Schroeders vom Alter müde Augen hatten Schwierigkeiten, in dem Zwielicht etwas zu erkennen, aber die Bewegung entging ihm nicht. Das jahrelange Training meldete sich. Ihm war beigebracht worden, dass die beste Versicherung, wenn man sich einer möglichen Gefahr gegenübersieht, immer ein Bleivorhang ist. Er trat vor Karla und brachte die Maschinenpistole in der Hüfte in Anschlag. Sein Finger spannte sich um den Abzug, während er sich innerlich darauf vorbereitete, den Platz mit einem Bleiregen einzudecken.

»Nein!«, schrie Karla.

Sie legte eine Hand auf seine Brust.

Der Platz geriet in Wallung, und aus der sich bewegenden Masse drang ein Schnauben und ein Ächzen und das Geraschel schwerer Körper, die anfingen, sich zu bewegen. Was ausgesehen hatte wie Vegetation, löste sich auf und wurde durch große pelzige Klumpen von den Ausmaßen großer Schweine ersetzt.

Schroeder starrte die Kreaturen an, die sich auf dem Platz drängten. Sie hatten kurze Rüssel und aufwärtsgerichtete Stoßzähne, und ihre Körper waren mit Pelz bedeckt. Die Bedeutung dessen, was er sah, dämmerte ihm nur langsam.

»Elefantenbabys!«

»Nein«, sagte Karla, die trotz ihrer namenlosen Aufregung erstaunlich ruhig war. »Es sind Zwergmammuts.«

»Das kann nicht sein. Mammuts sind ausgestorben.«

»Ich weiß, aber sieh genau hin.« Sie richtete die Taschenlampe auf die Tiere. Ein paar blickten zum Licht und zeigten ihre glänzenden runden Augen, die bernsteinfarben schimmerten. »Elefanten haben keinen solchen Pelz.«

»Das ist unmöglich«, sagte Schroeder, als hätte er Schwierigkeiten, sich selbst zu überzeugen.
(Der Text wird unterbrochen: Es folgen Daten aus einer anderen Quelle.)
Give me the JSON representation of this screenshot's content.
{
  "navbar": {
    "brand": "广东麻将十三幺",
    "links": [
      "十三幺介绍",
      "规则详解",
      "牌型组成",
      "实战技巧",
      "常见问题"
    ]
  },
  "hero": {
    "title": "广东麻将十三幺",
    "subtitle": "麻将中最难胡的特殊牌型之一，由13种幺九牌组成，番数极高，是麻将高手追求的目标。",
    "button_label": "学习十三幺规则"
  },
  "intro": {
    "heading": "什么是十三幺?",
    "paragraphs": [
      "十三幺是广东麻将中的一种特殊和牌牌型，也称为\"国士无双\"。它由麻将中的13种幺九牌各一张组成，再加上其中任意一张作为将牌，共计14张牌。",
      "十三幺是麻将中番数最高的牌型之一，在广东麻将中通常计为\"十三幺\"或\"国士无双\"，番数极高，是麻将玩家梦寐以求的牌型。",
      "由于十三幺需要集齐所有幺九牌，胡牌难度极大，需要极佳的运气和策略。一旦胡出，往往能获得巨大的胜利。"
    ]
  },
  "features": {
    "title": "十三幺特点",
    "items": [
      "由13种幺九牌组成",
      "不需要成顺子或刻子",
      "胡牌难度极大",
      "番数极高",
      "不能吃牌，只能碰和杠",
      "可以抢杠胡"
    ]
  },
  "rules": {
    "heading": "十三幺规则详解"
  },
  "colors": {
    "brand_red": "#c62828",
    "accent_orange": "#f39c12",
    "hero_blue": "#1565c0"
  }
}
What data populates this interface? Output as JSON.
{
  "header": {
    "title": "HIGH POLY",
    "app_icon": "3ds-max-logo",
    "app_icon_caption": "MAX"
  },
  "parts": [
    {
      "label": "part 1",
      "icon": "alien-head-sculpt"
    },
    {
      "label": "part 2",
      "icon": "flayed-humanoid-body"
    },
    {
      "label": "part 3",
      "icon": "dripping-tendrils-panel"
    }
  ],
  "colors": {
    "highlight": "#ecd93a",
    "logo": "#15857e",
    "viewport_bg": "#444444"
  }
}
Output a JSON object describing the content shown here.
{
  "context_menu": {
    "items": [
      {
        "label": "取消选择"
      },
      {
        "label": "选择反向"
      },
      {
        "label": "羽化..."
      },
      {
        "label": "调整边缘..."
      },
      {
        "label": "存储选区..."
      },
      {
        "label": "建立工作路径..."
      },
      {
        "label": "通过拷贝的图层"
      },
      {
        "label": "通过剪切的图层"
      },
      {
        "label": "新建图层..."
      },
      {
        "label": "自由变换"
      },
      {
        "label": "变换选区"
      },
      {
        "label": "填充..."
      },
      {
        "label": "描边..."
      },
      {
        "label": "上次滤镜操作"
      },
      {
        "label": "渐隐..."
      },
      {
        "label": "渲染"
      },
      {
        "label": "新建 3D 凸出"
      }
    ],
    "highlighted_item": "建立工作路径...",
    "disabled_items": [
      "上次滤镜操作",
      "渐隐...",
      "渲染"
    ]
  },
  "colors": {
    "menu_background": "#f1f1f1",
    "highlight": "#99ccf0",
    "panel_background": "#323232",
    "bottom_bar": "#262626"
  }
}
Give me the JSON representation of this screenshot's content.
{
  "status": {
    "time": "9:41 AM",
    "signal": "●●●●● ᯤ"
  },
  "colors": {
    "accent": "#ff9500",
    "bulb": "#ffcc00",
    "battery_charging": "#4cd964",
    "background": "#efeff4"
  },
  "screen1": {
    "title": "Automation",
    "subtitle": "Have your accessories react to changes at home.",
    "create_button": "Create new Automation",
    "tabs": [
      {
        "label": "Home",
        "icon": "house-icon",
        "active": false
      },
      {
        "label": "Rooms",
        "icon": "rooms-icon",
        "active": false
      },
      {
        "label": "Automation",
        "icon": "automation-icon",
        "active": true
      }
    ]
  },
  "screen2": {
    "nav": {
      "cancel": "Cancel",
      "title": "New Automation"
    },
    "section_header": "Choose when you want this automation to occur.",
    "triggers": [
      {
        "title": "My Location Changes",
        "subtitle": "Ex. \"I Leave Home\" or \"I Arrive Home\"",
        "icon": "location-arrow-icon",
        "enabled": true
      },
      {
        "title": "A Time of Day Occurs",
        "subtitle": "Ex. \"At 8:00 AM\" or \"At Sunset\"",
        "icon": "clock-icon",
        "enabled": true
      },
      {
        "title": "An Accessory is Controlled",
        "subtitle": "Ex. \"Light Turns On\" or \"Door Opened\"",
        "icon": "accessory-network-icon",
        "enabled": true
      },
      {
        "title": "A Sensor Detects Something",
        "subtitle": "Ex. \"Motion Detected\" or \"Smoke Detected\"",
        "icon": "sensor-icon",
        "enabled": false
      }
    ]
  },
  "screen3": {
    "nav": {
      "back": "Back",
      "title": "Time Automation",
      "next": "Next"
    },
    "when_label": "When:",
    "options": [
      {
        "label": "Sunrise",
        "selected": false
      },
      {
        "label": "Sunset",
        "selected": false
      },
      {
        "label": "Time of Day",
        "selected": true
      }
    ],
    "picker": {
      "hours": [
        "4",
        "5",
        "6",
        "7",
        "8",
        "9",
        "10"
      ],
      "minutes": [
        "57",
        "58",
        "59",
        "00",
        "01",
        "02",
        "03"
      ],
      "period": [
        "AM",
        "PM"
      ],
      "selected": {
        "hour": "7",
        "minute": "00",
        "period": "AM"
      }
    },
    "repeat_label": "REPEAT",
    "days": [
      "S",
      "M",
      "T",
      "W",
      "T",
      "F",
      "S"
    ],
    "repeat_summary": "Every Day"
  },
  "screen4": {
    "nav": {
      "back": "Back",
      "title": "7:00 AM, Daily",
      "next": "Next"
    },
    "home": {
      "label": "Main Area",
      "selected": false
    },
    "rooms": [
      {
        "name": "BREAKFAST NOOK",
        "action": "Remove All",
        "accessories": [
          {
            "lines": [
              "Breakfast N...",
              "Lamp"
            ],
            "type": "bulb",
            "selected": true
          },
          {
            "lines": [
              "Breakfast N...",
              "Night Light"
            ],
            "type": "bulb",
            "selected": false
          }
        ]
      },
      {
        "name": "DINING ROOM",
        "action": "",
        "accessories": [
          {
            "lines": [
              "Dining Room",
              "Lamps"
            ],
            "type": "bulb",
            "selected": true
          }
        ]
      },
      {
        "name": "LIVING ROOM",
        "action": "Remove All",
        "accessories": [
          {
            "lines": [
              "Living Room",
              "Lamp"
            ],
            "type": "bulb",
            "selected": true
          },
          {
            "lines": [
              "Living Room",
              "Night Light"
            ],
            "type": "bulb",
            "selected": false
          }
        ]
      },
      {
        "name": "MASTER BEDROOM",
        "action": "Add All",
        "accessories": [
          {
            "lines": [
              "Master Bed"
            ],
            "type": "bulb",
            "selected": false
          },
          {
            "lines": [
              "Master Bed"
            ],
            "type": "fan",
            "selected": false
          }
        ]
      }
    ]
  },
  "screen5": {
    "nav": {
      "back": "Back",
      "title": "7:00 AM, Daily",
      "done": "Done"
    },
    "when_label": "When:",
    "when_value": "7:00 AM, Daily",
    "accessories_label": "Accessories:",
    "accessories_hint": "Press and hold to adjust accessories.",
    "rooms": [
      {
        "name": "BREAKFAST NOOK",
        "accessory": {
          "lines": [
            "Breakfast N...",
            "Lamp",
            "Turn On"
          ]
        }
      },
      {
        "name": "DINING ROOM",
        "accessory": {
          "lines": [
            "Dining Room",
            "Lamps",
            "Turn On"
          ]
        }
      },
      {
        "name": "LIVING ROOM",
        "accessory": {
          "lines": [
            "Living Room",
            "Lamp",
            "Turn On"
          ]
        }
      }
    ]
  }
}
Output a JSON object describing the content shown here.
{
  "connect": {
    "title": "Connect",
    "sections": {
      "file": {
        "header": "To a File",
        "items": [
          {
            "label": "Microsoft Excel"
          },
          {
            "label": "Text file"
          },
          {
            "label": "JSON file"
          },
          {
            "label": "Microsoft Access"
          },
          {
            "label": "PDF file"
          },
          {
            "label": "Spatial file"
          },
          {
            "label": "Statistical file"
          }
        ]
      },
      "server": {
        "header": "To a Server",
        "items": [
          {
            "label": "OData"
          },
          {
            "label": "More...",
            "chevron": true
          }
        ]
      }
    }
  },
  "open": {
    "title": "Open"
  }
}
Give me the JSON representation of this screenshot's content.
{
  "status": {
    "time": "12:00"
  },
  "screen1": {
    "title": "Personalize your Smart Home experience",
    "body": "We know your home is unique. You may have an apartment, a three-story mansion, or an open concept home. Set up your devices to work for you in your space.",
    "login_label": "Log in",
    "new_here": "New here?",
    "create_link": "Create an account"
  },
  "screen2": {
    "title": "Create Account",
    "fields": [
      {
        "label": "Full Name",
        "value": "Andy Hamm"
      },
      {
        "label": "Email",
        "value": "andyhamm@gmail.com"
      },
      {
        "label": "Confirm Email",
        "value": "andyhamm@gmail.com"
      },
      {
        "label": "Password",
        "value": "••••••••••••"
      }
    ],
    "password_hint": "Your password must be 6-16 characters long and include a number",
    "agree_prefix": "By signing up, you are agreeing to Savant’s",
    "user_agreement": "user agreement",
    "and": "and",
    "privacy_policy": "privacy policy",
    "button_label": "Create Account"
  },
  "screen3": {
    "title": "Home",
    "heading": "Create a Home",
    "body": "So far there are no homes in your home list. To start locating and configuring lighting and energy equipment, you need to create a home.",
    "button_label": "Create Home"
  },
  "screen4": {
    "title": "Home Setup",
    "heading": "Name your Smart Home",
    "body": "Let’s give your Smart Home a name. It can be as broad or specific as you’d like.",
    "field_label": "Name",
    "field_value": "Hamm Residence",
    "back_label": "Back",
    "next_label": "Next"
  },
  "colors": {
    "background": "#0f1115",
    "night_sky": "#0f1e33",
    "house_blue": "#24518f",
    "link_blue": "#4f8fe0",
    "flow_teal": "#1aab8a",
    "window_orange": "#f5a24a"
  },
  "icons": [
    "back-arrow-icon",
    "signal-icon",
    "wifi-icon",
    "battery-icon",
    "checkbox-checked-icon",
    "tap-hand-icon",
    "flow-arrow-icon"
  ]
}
»Nicht ganz. Spuren von Zwergmammuts, die auf der Wrangelinsel gefunden wurden, ließen sich bis 2000 vor Christus zurückdatieren. Das ist nur ein winziger Moment in der langen Erdgeschichte. Aber du hast Recht, wenn du sagst, es sei unglaublich. Näher als bis an die versteinerten Knochen ihrer Vorfahren bin ich an diese Tiere noch nie herangekommen.«

Schroeder schüttelte entgeistert den Kopf. »Weshalb rennen sie nicht weg?«

Die Mammuts schienen geschlafen zu haben, als sie von den menschlichen Eindringlingen gestört worden waren, aber sie hatten keine Angst. Sie trotteten einzeln, zu zweit oder in kleinen Gruppen auf dem Platz herum und zeigten nur wenig oder keinerlei Neugier an den Fremden.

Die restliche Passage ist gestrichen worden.